Copyright © 2000 The Seattle Times Company
Local News : Thursday, December 07, 2000

When Elizabeth and Robert Rosenthal bought their home in Shoreline more than 20 years ago, it had two bedrooms. Now, it has six.

It was occupied by two people then. Now, it's hard to say how many you'd call occupants. Six, if you count the couple and their four foster and adopted kids. More if you add the kids with disabilities who call the Rosenthals their respite home at some point or other during any given week. And still more when you count the staff - all six of them - who help out at various times during the week.

Liz and Robert Rosenthal are part of the specialized foster-care program for the Kindering Center in Bellevue, an agency new to The Seattle Times' Fund for the Needy program this year.

Since 1962, the agency has provided services to children with special needs and their families. The foster program, started in 1985, zeroes in on finding homes for what are commonly called hard-to-place kids: disabled, behaviorally challenged, medically fragile.

Much of the program is about sharing the parenting, between the birth parents of disabled kids, who can't provide full-time care, and the foster families.

"There's no way I could do this without them," Liz Rosenthal says of Kindering. "They do all the paperwork, take care of all those things, so I can do what I do best."

An example of that is what she and her husband and staff have done for 10-year-old David Price-Jubenville.

David's mother, Lisa, who lives on the Eastside with her husband and two other children, said she first made contact with the Kindering Center when David was about 18 months old. "We knew something was wrong. He wasn?t speaking, his mannerisms were different."

Kindering's therapies helped, but it was still tough for the family. Taking care of David was a full-time job, to the exclusion of almost everything, and everyone, else. Kindering stepped in again and lined up respite care - with the Rosenthals. Two years later, David moved in with them full time, as part of the center's specialized foster care.

It wasn't easy, Lisa says. "The hard part was letting go. There was the guilt thing. But the fact is it was the best thing we could do for David." Now she can spend more time on the rest of the family, including holding down a job to help support them, and still bring David home every Saturday.

And David's changed. "He's perpetual motion," Liz Rosenthal says, "but he's a lot more manageable, more focused." Some of that comes from natural maturation, but things like structure and consistency and medication have helped, too.

It's just before 4 p.m. on a weekday and David comes in the door, just off the bus that brought him home from special classes at Brookside Elementary School in Shoreline.

He goes right to a board on the living-room wall where there are pictures of the tasks ahead of him for the afternoon.
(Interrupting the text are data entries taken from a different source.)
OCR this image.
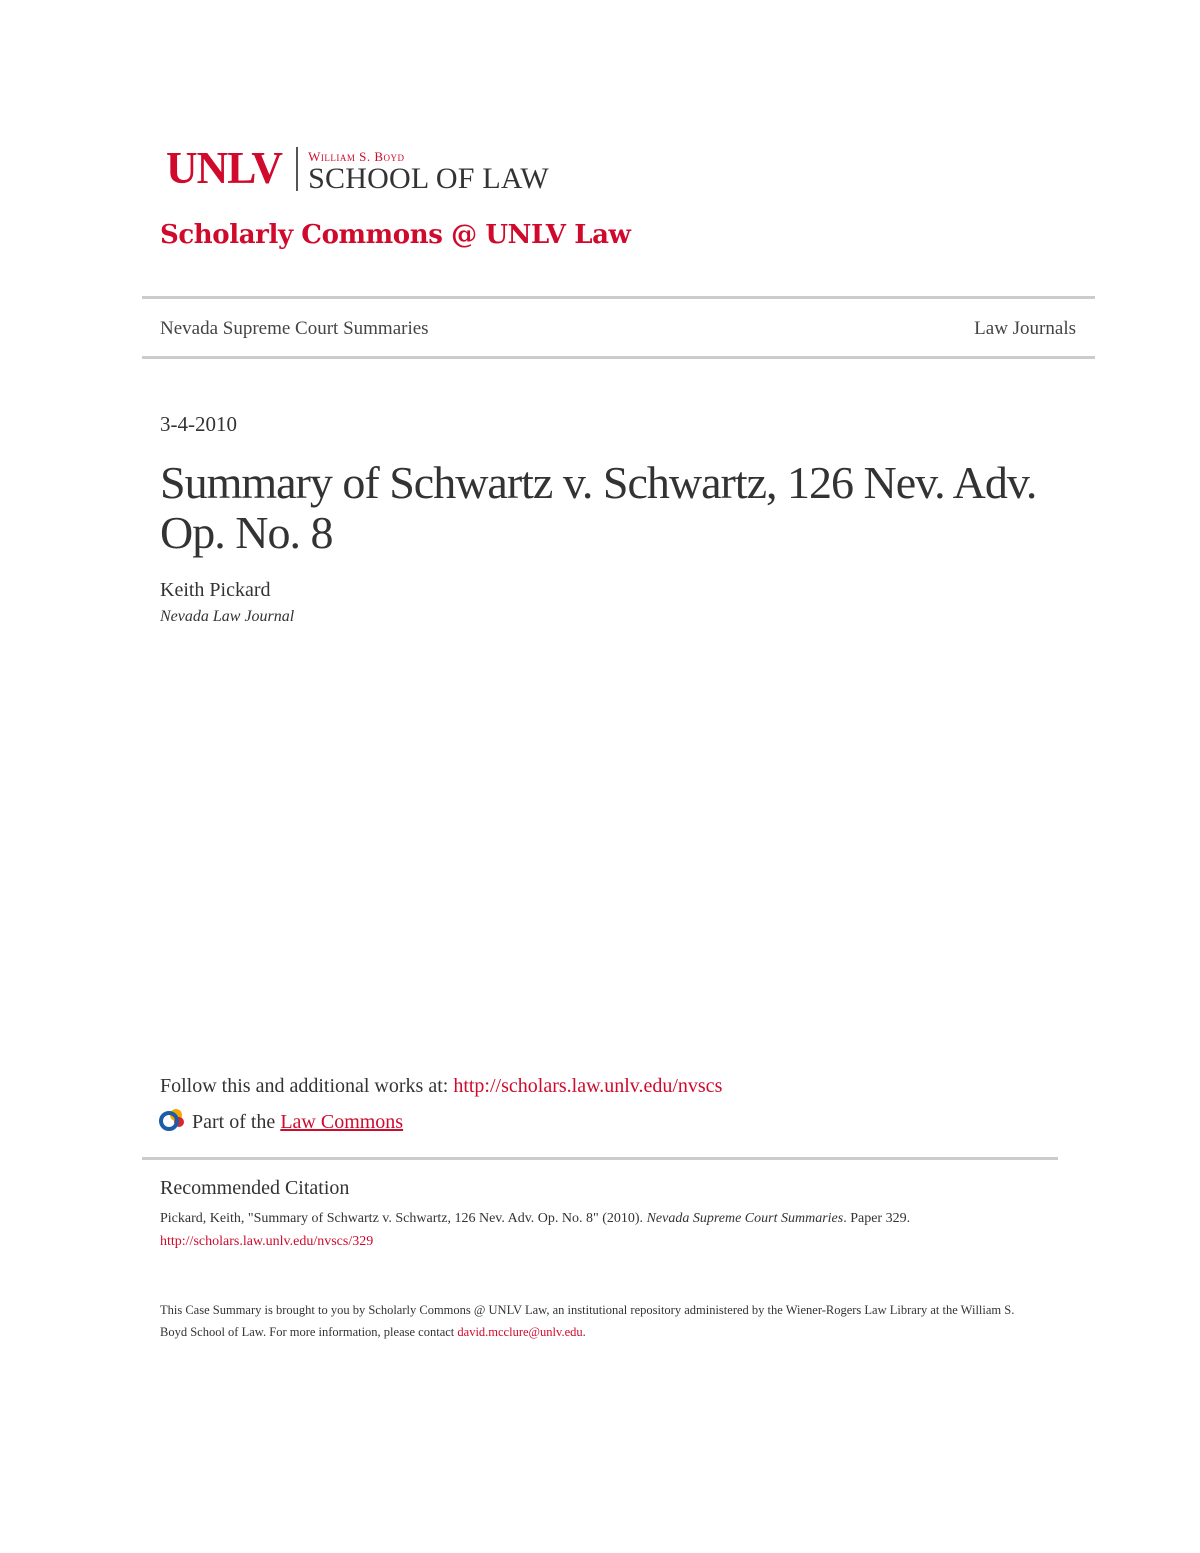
UNLV William S. Boyd
SCHOOL OF LAW
Scholarly Commons @ UNLV Law
Nevada Supreme Court Summaries	Law Journals
3-4-2010
Summary of Schwartz v. Schwartz, 126 Nev. Adv. Op. No. 8
Keith Pickard
Nevada Law Journal
Follow this and additional works at: http://scholars.law.unlv.edu/nvscs
Part of the Law Commons
Recommended Citation
Pickard, Keith, "Summary of Schwartz v. Schwartz, 126 Nev. Adv. Op. No. 8" (2010). Nevada Supreme Court Summaries. Paper 329.
http://scholars.law.unlv.edu/nvscs/329
This Case Summary is brought to you by Scholarly Commons @ UNLV Law, an institutional repository administered by the Wiener-Rogers Law Library at the William S. Boyd School of Law. For more information, please contact david.mcclure@unlv.edu.
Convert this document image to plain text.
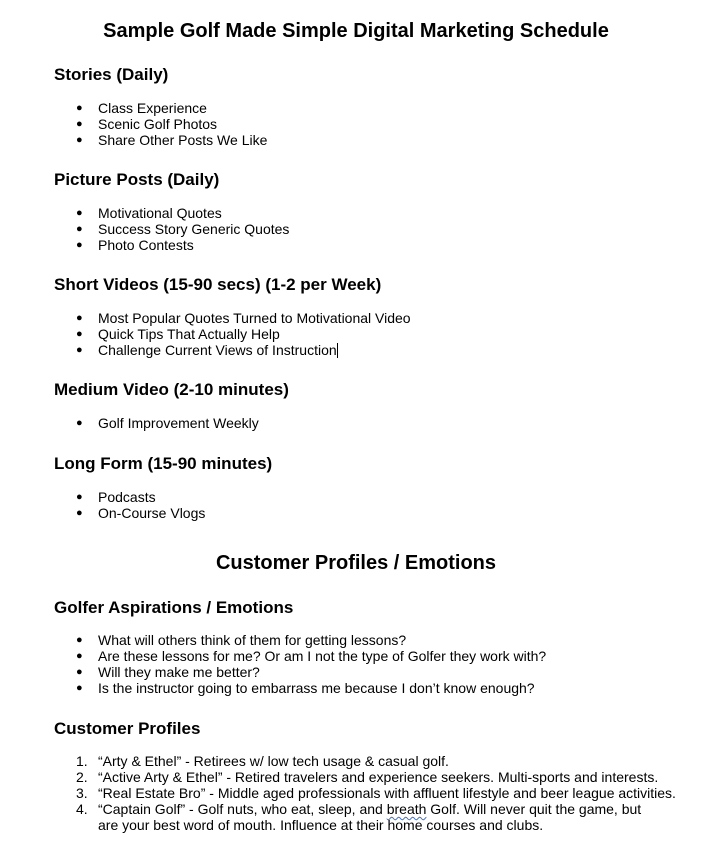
Sample Golf Made Simple Digital Marketing Schedule
Stories (Daily)
● Class Experience
● Scenic Golf Photos
● Share Other Posts We Like
Picture Posts (Daily)
● Motivational Quotes
● Success Story Generic Quotes
● Photo Contests
Short Videos (15-90 secs) (1-2 per Week)
● Most Popular Quotes Turned to Motivational Video
● Quick Tips That Actually Help
● Challenge Current Views of Instruction
Medium Video (2-10 minutes)
● Golf Improvement Weekly
Long Form (15-90 minutes)
● Podcasts
● On-Course Vlogs
Customer Profiles / Emotions
Golfer Aspirations / Emotions
● What will others think of them for getting lessons?
● Are these lessons for me? Or am I not the type of Golfer they work with?
● Will they make me better?
● Is the instructor going to embarrass me because I don’t know enough?
Customer Profiles
1. “Arty & Ethel” - Retirees w/ low tech usage & casual golf.
2. “Active Arty & Ethel” - Retired travelers and experience seekers. Multi-sports and interests.
3. “Real Estate Bro” - Middle aged professionals with affluent lifestyle and beer league activities.
4. “Captain Golf” - Golf nuts, who eat, sleep, and breath Golf. Will never quit the game, but are your best word of mouth. Influence at their home courses and clubs.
That?s how everybody in the house communicates with David - a vital version of show-and-tell.

Wash hands.

Snack.

Recycle.

Make bed.

Puzzle.

Swing (depending on the weather).

He removes the picture of the first task, puts it into a special folder and then washes his hands.

Pictures of the kids who have lived with the Rosenthals line the walls of the dining room - some adopted, some foster children. Robert Rosenthal got them started on this path in the late 1970s. He spotted stories called "Sunday's Child" that appeared in The Times' Sunday Scene section, and wanted to take in one of the special-needs kids. Their lives in this business took off from there.

This cannot be easy work. This must be, in fact, an incredible effort. But as far as Liz Rosenthal is concerned, it's very simple. "You feel like your work is important and you feel like your work is appreciated," she says. "That goes a long way for me."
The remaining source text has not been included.